Penyelidikan dilakukan setelah mendapat permohonan PT Kofuku Plastic Indonesia (KPI) atas nama industri dalam negeri penghasil komoditas tersebut pada 6 November 2020.
Barang yang diselidiki adalah EPS dalam bentuk butiran dengan kode Harmonized System (HS) 3903.11.10 sesuai Buku Tarif Kepabeanan Indonesia (BTKI) 2017.
Berdasarkan data Badan Pusat Statistik, dalam tiga tahun terakhir (2016-2019) terjadi peningkatan jumlah impor barang EPS dengan tren sebesar 7,94 persen. Pada 2016, jumlah impor naik sebesar 23.867 ton. Kemudian, pada 2017 naik sebesar 10,82 persen menjadi 26.451 ton. Pada 2018 naik 4,77 persen menjadi 27.712 ton, dan pada 2019 naik 9,38 persen menjadi 30.312 ton.
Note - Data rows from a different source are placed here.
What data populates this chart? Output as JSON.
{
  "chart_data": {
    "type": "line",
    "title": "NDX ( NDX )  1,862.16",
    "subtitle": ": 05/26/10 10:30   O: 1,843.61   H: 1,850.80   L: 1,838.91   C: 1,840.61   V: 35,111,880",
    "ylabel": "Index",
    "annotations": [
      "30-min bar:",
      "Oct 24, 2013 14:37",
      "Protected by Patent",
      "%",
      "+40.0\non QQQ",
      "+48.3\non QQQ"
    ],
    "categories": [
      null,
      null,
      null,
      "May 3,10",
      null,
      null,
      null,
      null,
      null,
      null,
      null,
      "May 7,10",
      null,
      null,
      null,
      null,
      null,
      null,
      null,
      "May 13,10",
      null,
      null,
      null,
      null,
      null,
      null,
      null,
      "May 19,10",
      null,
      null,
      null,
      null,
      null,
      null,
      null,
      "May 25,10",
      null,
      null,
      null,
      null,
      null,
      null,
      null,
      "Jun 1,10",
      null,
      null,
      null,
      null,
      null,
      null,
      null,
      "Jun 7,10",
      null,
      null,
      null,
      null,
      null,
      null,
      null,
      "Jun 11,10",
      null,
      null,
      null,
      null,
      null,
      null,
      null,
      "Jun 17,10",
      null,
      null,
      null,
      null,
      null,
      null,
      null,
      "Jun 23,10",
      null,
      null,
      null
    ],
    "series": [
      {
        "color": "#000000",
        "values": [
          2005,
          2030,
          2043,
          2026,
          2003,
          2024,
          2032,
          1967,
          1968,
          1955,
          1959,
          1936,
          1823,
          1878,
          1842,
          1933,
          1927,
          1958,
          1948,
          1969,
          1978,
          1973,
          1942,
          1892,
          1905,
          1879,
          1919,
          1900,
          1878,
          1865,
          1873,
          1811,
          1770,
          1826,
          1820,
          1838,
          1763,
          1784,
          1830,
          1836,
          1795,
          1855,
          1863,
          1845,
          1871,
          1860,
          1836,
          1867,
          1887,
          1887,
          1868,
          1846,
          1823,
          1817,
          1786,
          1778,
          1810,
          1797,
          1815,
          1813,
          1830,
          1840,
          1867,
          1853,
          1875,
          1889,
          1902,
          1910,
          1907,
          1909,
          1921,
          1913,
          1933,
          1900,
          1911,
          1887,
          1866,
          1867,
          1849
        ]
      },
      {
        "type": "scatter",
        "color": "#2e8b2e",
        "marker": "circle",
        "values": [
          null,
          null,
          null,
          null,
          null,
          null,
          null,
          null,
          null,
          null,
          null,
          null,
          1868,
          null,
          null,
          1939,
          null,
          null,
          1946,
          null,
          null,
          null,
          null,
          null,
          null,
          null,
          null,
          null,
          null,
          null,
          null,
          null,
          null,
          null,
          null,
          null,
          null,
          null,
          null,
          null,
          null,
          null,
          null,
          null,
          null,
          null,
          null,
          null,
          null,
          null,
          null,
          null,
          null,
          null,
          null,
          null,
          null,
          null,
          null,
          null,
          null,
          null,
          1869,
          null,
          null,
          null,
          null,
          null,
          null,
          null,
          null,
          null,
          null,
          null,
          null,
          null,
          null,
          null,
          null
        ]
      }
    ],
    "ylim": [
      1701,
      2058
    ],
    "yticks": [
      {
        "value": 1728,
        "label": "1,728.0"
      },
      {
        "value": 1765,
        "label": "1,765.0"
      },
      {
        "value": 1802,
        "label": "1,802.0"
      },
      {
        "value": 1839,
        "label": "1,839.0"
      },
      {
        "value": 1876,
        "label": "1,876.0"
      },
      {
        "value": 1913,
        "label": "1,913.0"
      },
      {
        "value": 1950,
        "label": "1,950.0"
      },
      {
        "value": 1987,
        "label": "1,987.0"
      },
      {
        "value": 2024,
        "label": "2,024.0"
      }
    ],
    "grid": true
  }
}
Negara asal impor barang kertas EPS, antara lain Taiwan dengan pangsa pasar 31,16 persen, Jepang (25,17 persen), Tiongkok (16,44 persen), Vietnam (8,31 persen), Thailand (5,19 persen), India (4,75 persen), Korea Selatan (4,42 persen), dan negara lainnya (4,56 persen).